Encouraging Young People into STEM

Author : EPDT Contributor Juliette Lang

20 November 2023

Caption: The University of Strathclyde underlines its strong STEM focus through numerous programs
Caption: The University of Strathclyde underlines its strong STEM focus through numerous programs

Though significant strides have been made in increasing the proportion of UK students taking STEM-related courses in the tertiary phase of their education, there is still very clearly a lot of work left to be done - and no academic institution can be complacent in this respect.

Data from UCAS shows that engineering course acceptance is up by over 21% on what it was a decade ago (going from around 26,000 back then to 32,000 today). According to the latest figures from Statista, 26% of UK graduates have taken STEM-based courses. Though that doesn’t sound too bad, and is ahead of other G7 nations like the USA and France, it is still far below what Germany is achieving (at approximately 36%). In order to maximise engagement with future generations and motivate them to study STEM subjects, the University of Strathclyde has established several outreach projects that are proving very effective.

Engineering the future for girls 
Proactively addressing the gender imbalance within engineering degree courses is critical. UCAS has recorded a 49% rise in females taking STEM undergraduate courses in UK universities over the last decade. Nevertheless, the numbers opting to take certain subjects are still unacceptably low. Making the addressing of gender imbalance a top priority, for over 7 years the University of Strathclyde has run a 4-day program each summer - with more than 100 girls in S3 (the 14-15 age group) from different schools attending annually. The girls are introduced to all types of engineering through various challenges that will give them inspiration and make them better aware of the possible career options available. They get to attend talks by members of the university’s engineering faculty, as well as presentations from industry partners like BAM Nuttall, West Fraser and the Weir Group (who provide funding for the program). As Professor Stephen McArthur, Executive Dean of Engineering, notes; “Since running the program, more girls are actively choosing engineering…and then coming back as role models and ambassadors.”

Space-related activities
One of the university’s longest-running outreach programs is the Scottish Space School. Over 2,000 pupils have taken part since 2002. Drawn from S5 school pupils (aged 16-17), successful candidates attend the university campus for a week, where they enjoy meeting NASA representatives and hearing lectures from them. They also take part in engineering group activities, projects and engage with academic staff. The program showcases the possibilities of using engineering in the exciting realm of space exploration/travel. Furthermore, the 8 best students from the Scottish Space School are offered a unique opportunity to visit the Johnson Space Centre in Houston. 

Young Strathclyder
Here, around 1,750 pupils in total from primary schools' S2 (aged 13-14) and S5 years participate in sustained interaction throughout their education. Primary schools in P5 (aged 8-9), P6 (9-10) and P7 (10-11) have a full day’s participation in fun-oriented learning activities. The senior pupils choose from 7 week-long subject-specific challenge programs, being led through these by undergraduate and postgraduate student mentors. 4 of the 2023 Accelerate challenges for 16/17 year-olds are officially credit-rated on the Scottish Credit & Qualifications Framework. This means that pupils who pass the formal assessments are awarded 5 credit points at level 7 - the equivalent to the Scottish Advanced Higher or first year university work. 

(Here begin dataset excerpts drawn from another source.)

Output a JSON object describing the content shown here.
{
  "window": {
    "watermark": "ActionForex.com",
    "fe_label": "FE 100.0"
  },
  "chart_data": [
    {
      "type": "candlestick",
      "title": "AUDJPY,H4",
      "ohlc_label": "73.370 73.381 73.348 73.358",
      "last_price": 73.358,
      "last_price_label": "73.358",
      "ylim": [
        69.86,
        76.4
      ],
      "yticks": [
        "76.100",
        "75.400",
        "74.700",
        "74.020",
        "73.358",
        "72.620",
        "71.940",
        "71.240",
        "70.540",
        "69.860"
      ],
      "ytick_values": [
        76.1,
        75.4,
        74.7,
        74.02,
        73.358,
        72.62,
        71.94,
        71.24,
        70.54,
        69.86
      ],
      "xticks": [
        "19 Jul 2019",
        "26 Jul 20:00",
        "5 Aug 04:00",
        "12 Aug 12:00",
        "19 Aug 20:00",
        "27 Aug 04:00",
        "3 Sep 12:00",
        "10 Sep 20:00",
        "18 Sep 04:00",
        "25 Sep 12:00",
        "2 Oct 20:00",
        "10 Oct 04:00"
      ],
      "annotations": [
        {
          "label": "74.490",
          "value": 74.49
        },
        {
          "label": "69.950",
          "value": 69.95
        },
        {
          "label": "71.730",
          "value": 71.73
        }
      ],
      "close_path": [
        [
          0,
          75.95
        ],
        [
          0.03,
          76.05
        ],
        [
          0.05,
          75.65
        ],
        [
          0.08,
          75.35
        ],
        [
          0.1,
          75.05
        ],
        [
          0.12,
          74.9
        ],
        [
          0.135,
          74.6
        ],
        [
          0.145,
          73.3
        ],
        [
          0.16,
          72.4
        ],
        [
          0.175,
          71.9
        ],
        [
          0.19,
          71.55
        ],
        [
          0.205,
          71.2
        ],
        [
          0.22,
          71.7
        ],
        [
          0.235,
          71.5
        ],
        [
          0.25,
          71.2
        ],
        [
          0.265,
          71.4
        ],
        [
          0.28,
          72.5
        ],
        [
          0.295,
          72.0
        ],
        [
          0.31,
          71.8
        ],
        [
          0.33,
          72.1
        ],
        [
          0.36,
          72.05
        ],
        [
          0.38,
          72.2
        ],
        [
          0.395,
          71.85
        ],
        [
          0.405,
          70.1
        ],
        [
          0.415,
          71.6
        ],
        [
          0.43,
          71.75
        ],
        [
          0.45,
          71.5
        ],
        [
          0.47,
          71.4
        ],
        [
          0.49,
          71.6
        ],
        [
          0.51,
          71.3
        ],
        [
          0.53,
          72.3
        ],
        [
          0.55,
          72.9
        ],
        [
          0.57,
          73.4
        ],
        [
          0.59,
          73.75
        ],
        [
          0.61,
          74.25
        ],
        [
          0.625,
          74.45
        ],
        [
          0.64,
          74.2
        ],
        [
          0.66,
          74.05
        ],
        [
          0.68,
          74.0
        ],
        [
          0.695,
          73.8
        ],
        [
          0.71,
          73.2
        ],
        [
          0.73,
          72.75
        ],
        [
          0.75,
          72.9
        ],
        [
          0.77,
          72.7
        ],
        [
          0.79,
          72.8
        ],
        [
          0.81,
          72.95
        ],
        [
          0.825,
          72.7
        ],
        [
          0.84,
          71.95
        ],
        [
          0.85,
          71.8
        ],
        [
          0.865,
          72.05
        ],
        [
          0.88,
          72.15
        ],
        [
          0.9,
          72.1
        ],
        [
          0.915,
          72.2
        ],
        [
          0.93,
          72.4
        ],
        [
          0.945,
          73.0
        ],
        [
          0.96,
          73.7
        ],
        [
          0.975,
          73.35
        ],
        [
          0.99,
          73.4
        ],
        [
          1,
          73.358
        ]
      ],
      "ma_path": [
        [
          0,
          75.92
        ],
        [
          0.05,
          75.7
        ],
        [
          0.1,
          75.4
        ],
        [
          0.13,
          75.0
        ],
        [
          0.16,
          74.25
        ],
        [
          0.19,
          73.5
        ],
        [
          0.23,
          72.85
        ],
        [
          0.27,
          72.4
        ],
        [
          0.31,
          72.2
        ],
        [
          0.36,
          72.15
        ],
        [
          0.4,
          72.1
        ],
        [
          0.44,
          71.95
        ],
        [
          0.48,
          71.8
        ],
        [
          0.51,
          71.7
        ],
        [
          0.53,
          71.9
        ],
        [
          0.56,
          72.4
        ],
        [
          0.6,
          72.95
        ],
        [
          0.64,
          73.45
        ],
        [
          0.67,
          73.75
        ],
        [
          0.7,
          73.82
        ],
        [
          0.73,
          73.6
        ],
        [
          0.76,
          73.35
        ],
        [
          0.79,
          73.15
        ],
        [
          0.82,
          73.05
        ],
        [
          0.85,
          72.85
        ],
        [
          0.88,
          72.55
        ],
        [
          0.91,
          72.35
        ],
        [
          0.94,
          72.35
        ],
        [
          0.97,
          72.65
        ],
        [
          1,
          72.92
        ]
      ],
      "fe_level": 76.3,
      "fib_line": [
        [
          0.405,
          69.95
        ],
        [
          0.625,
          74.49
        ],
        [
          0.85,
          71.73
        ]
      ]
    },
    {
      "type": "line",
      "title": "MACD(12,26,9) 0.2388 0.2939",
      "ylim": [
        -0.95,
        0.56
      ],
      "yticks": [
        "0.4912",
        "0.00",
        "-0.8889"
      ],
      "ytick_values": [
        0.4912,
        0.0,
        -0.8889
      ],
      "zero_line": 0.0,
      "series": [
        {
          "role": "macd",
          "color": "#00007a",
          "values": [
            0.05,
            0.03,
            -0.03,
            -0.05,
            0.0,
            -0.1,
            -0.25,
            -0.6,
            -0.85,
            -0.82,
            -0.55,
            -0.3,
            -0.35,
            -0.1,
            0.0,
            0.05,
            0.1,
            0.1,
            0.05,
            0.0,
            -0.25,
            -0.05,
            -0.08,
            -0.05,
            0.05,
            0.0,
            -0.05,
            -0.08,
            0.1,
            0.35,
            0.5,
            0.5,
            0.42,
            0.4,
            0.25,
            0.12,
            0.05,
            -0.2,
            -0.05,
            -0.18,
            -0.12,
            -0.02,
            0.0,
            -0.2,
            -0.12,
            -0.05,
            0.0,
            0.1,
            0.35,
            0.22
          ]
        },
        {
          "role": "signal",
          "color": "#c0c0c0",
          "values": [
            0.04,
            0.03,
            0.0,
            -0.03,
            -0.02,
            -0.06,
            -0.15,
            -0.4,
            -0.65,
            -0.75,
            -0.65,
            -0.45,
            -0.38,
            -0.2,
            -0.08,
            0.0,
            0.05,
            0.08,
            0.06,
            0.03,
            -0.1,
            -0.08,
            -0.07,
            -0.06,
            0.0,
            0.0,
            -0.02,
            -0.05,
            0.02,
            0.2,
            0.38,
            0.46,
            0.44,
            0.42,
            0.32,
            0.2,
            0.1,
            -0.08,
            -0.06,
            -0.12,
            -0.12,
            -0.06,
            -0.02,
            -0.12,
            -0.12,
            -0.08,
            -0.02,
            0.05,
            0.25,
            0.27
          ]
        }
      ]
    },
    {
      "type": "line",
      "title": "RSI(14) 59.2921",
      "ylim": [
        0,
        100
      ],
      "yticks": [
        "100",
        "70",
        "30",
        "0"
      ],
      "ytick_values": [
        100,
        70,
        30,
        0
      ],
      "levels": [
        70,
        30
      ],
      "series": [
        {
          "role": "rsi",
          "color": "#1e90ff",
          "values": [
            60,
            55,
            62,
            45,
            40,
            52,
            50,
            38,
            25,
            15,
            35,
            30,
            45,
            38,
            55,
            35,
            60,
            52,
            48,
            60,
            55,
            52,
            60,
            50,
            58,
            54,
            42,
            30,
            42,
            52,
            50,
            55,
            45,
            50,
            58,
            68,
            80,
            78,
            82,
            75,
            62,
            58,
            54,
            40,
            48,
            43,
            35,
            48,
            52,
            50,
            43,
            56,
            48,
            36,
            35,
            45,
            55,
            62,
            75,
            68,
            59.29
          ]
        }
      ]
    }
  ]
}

Caption: Attendees at the Scottish Space School learning from a NASA veteran
Caption: Attendees at the Scottish Space School learning from a NASA veteran

Explorathon ‘23
In September, Strathclyde joined the University of Aberdeen, University of St Andrews and the University of Glasgow at the Riverside Museum in Glasgow for Explorathon ’23. A European-wide initiative which focuses on ‘Making Research Real’ through free public events. Strathclyde had around 13 research stations in the Science and Engineering section.